ACQUIS DE LA DEMOCRATIE SENEGALAISE: Marcher, un droit garanti par la Constitution de 2001

Publié le par farbasy

Le droit de marcher et d'exprimer librement son opinion est gravé dans le marbre de la constitution sénégalaise. Comme dans toute démocratie, les textes de notre Républiques accordent une grande importance aux libertés et à la personne humaine. L'Etat est même tenu de garantir et d'encadrer ces acquis.

 

Marcher n'est pas prohibé par les textes de la République sénégalaise. Au contraire, la Constitution du 22 janvier 2001 actuellement en vigueur au Sénégal reconnaît noir sur blanc le droit de manifester. En effet, selon l'article 10 de ce document, « chacun a le droit d’exprimer et de diffuser librement ses opinions par la parole, la plume, l’image, la marche pacifique, pourvu que l’exercice de ces droits ne porte atteinte ni à l’honneur et à la considération d’autrui, ni à l’ordre public ». De même, l'article 8 de la présente Constitution stipule que « la République du Sénégal garantit à tous les citoyens les libertés individuelles fondamentales, les droits économiques et sociaux ainsi que les droits collectifs. Ces libertés et droits sont notamment : les libertés civiles et politiques : liberté d’opinion, liberté d’expression, liberté de la presse, liberté d’association, liberté de réunion, liberté de déplacement, liberté de manifestation ». Comme pour renforcer ces dispositions, l'article 9 indique que « toute atteinte aux libertés et toute entrave volontaire à l’exercice d’une liberté sont punies par la loi ». Ainsi donc, l'Etat a le droit de faire respecter le doit de manifester. De même, il n'a nullement le droit d'empêcher à des citoyen le droit de battre le macadam pour exprimer leurs opinions, à moins que cela porte atteinte à l'ordre publique. Dans le cas une marche pacifique, les forces de l'ordre ont le devoir d'encadrer la procession et toute répression injustifiée devrait être punie par loi. En effet, la Constitution sénégalaise accorde une grande importance à la dignité des citoyens. En témoigne l'article 7 qui reconnaît que « la personne humaine est sacrée. Elle est inviolable. L'Etat a l'obligation de la respecter et de la protéger ». Le même texte ajoute: « tout individu a droit à la vie, à la liberté, à la sécurité, au libre développement de sa personnalité, à l'intégrité corporelle notamment à la protection contre toutes mutilations physiques ».

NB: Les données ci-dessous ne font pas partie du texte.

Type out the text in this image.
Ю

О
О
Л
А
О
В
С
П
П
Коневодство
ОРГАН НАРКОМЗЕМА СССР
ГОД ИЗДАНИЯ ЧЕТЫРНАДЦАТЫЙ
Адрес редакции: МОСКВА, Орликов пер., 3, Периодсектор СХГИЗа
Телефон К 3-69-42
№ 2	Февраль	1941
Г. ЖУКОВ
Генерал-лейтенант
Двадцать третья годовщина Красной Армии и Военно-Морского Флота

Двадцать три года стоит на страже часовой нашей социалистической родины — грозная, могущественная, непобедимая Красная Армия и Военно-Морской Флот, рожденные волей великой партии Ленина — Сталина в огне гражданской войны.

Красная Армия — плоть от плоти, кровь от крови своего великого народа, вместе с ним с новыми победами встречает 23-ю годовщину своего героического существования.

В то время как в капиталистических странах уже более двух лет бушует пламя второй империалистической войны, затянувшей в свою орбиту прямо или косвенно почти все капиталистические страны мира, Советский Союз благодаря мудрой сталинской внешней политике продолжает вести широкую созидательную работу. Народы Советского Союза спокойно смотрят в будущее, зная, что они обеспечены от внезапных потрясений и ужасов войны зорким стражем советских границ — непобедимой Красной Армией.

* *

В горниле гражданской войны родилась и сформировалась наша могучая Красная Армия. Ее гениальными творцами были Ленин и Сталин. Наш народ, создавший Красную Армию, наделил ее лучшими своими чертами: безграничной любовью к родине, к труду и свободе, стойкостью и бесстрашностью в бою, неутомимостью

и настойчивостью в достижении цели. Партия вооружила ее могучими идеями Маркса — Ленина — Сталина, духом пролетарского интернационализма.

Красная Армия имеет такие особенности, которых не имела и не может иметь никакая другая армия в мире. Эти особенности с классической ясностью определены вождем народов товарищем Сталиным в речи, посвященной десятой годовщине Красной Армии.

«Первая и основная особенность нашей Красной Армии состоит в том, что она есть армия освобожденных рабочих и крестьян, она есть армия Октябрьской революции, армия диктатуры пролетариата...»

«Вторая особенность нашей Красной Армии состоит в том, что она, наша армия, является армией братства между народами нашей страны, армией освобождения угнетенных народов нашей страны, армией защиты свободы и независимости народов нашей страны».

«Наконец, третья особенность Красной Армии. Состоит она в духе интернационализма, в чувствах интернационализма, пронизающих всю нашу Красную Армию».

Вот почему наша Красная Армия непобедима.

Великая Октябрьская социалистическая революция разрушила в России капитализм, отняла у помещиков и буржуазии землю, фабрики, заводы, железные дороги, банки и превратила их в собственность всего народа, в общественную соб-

Comme on le voit, la démocratie sénégalaise accorde une grande importance aux manifestations des citoyens. En effet, les libertés publiques et de la personne humaines sont classées parmi les premières dispositions de la Constitution bien avant celles concernant le président de la République, le Gouvernement, le Parlement et le pouvoir judiciaire. Toutes choses qui font que les appels à manifestation du 19 mars prochain, loin d'être une menace pour la stabilité du pays, sont des signes de culture démocratique des citoyens Sénégalais. En tant que gardien de la Constitution, le chef de l'Etat est tenu de faire respecter les textes de la République. En permettant aux manifestants de dérouler leur plan d'action de manière pacifique, le président Wade prouvera à la face du monde entier que le Sénégal est une démocratie majeure.